20121206

Fuzzy balls in flight

Just got directed at an old (1996) article about tennis just below the top level. It gets there by talking about people playing in a qualifying tournament in Canada, and what they have to go through, and how good they are. And then compares them against the truly top-level pros who are, of course, the only ones most people (even most tennis fans, as near as I can tell) have heard of.

I was never big on tennis; I only played one summer in college against a friend of mine.  How competitive?  We didn't even know how to serve properly, but it was a lot of fun. And I've never been big on watching tennis; I catch the majors occasionally, but don't go out of my way to do so.  I should point my father-in-law at this article; he did play at the men's league level for many years, so he'd know a lot more about that.

In any event, it's an excellent article that talks about the differences between #1 in the world and #100. You'd think that most people in any profession would be pretty happy to be known as just being in the top 100. And yet, you look at an article like this:

By the way, if you’re interested, the ATP tour updates and publishes its world ranking weekly, and the rankings constitute a nomological orgy that makes for truly first-rate bathroom reading. As of this writing, Mahesh Bhudapathi is 284th, Luis Lobo 411th.

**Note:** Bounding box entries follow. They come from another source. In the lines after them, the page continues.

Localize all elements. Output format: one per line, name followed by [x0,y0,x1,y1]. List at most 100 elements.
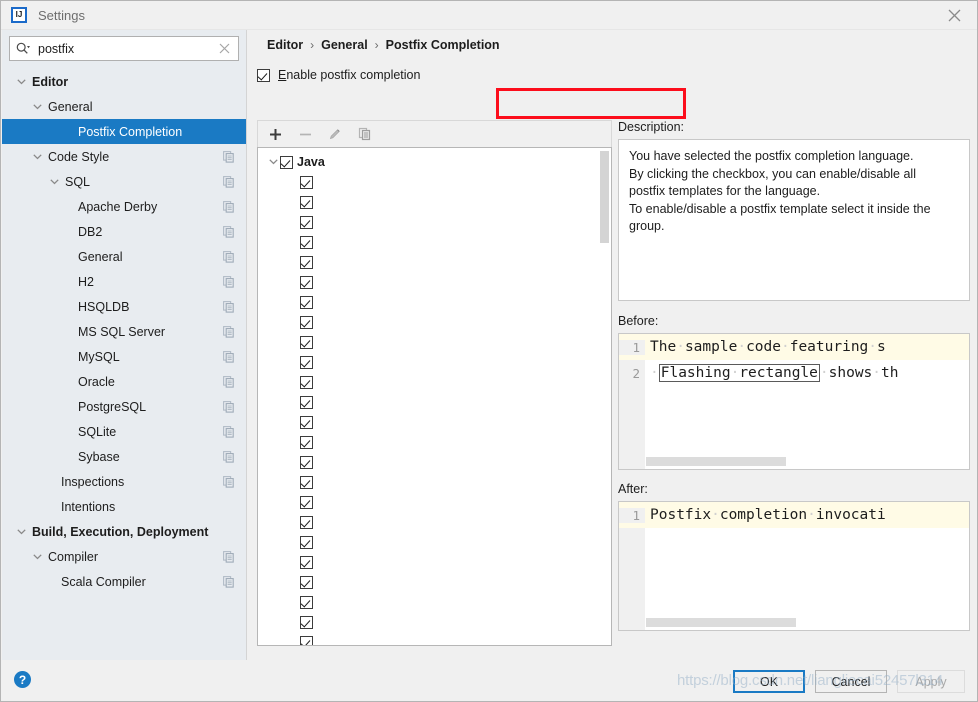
template-checkbox[interactable] [300,435,313,449]
sidebar-item-build-execution-deployment[interactable]: Build, Execution, Deployment [2,519,246,544]
enable-postfix-completion-checkbox[interactable] [257,68,270,82]
chevron-down-icon[interactable] [30,550,44,564]
template-checkbox[interactable] [300,395,313,409]
template-row[interactable] [258,232,611,252]
template-checkbox[interactable] [300,595,313,609]
before-hscrollbar[interactable] [646,457,786,466]
template-checkbox[interactable] [300,275,313,289]
copy-settings-icon[interactable] [223,250,234,263]
template-checkbox[interactable] [300,535,313,549]
template-row[interactable] [258,472,611,492]
template-row[interactable] [258,512,611,532]
template-row[interactable] [258,272,611,292]
templates-list-scrollbar[interactable] [599,149,610,645]
template-checkbox[interactable] [300,515,313,529]
sidebar-item-oracle[interactable]: Oracle [2,369,246,394]
template-row[interactable] [258,532,611,552]
copy-settings-icon[interactable] [223,425,234,438]
template-row[interactable] [258,412,611,432]
templates-list[interactable]: Java [257,147,612,646]
sidebar-item-intentions[interactable]: Intentions [2,494,246,519]
template-row[interactable] [258,172,611,192]
add-template-button[interactable] [262,122,288,146]
close-icon[interactable] [931,1,977,30]
template-row[interactable] [258,452,611,472]
template-row[interactable] [258,372,611,392]
copy-settings-icon[interactable] [223,225,234,238]
template-checkbox[interactable] [300,415,313,429]
sidebar-item-db2[interactable]: DB2 [2,219,246,244]
template-row[interactable] [258,592,611,612]
scrollbar-thumb[interactable] [600,151,609,243]
cancel-button[interactable]: Cancel [815,670,887,693]
sidebar-item-mysql[interactable]: MySQL [2,344,246,369]
copy-settings-icon[interactable] [223,300,234,313]
template-row[interactable] [258,552,611,572]
template-checkbox[interactable] [300,555,313,569]
copy-settings-icon[interactable] [223,375,234,388]
template-checkbox[interactable] [300,635,313,645]
duplicate-template-button[interactable] [352,122,378,146]
template-row[interactable] [258,312,611,332]
clear-search-icon[interactable] [214,39,234,59]
template-row[interactable] [258,632,611,645]
sidebar-item-postfix-completion[interactable]: Postfix Completion [2,119,246,144]
sidebar-item-sqlite[interactable]: SQLite [2,419,246,444]
search-input[interactable] [38,41,214,56]
copy-settings-icon[interactable] [223,350,234,363]
template-row[interactable] [258,292,611,312]
template-checkbox[interactable] [300,335,313,349]
copy-settings-icon[interactable] [223,475,234,488]
chevron-down-icon[interactable] [30,150,44,164]
template-checkbox[interactable] [300,255,313,269]
copy-settings-icon[interactable] [223,150,234,163]
template-checkbox[interactable] [300,235,313,249]
copy-settings-icon[interactable] [223,400,234,413]
template-checkbox[interactable] [300,315,313,329]
sidebar-item-editor[interactable]: Editor [2,69,246,94]
copy-settings-icon[interactable] [223,450,234,463]
help-icon[interactable]: ? [14,671,31,688]
template-checkbox[interactable] [300,195,313,209]
chevron-down-icon[interactable] [30,100,44,114]
template-row[interactable] [258,192,611,212]
template-row[interactable] [258,352,611,372]
template-row[interactable] [258,572,611,592]
sidebar-item-scala-compiler[interactable]: Scala Compiler [2,569,246,594]
template-row[interactable] [258,392,611,412]
template-group-checkbox[interactable] [280,155,293,169]
copy-settings-icon[interactable] [223,175,234,188]
after-hscrollbar[interactable] [646,618,796,627]
sidebar-item-code-style[interactable]: Code Style [2,144,246,169]
copy-settings-icon[interactable] [223,575,234,588]
template-row[interactable] [258,212,611,232]
sidebar-item-postgresql[interactable]: PostgreSQL [2,394,246,419]
template-checkbox[interactable] [300,615,313,629]
chevron-down-icon[interactable] [14,75,28,89]
sidebar-item-hsqldb[interactable]: HSQLDB [2,294,246,319]
breadcrumb-part-general[interactable]: General [321,38,368,52]
sidebar-item-compiler[interactable]: Compiler [2,544,246,569]
template-checkbox[interactable] [300,455,313,469]
apply-button[interactable]: Apply [897,670,965,693]
enable-postfix-completion-row[interactable]: Enable postfix completion [257,65,420,85]
template-checkbox[interactable] [300,475,313,489]
sidebar-item-general[interactable]: General [2,244,246,269]
template-row[interactable] [258,492,611,512]
edit-template-button[interactable] [322,122,348,146]
template-row[interactable] [258,432,611,452]
copy-settings-icon[interactable] [223,200,234,213]
template-group-row[interactable]: Java [258,152,611,172]
copy-settings-icon[interactable] [223,325,234,338]
template-row[interactable] [258,612,611,632]
template-checkbox[interactable] [300,575,313,589]
ok-button[interactable]: OK [733,670,805,693]
chevron-down-icon[interactable] [14,525,28,539]
chevron-down-icon[interactable] [47,175,61,189]
sidebar-item-sybase[interactable]: Sybase [2,444,246,469]
chevron-down-icon[interactable] [266,159,280,165]
breadcrumb-part-editor[interactable]: Editor [267,38,303,52]
sidebar-item-general[interactable]: General [2,94,246,119]
search-box[interactable] [9,36,239,61]
template-checkbox[interactable] [300,375,313,389]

And then moves on to how much they make in those qualifying tournaments:
The qualie circuit is to professional tennis sort of what AAA baseball is to the major leagues: Somebody playing the qualies in Montreal is an undeniably world-class tennis player, but he’s not quite at the level where the serious TV and money are. In the main draw of the du Maurier Omnium Ltée, a first-round loser will earn $5,400, and a second-round loser $10,300. In the Montreal qualies, a player will receive $560 for losing in the second round and an even $0.00 for losing in the first. This might not be so bad if a lot of the entrants for the qualies hadn’t flown thousands of miles to get here. Plus, there’s the matter of supporting themselves in Montreal. The tournament pays the hotel and meal expenses of players in the main draw but not of those in the qualies. The seven survivors of the qualies, however, will get their hotel expenses retroactively picked up by the tournament. So there’s rather a lot at stake -- some of the players in the qualies are literally playing for their supper or for the money to make airfare home or to the site of the next qualie.


It gives quite an appreciation for what these people need to go through if they want to be in the very top echelon. Remembering, of course, that the vast majority of these people will never make it (the focus of the article, Michael Joyce, actually topped out at #64.  A couple of months before this was written, in fact). It's a humbling thought, and gives me a great deal more appreciation for the players no one has heard of, and not just in tennis.

In fact, I think I'll look into whether the annual DC tournament, the Legg Mason Classic, has a qualifier I can go to, even if only for photographic purposes.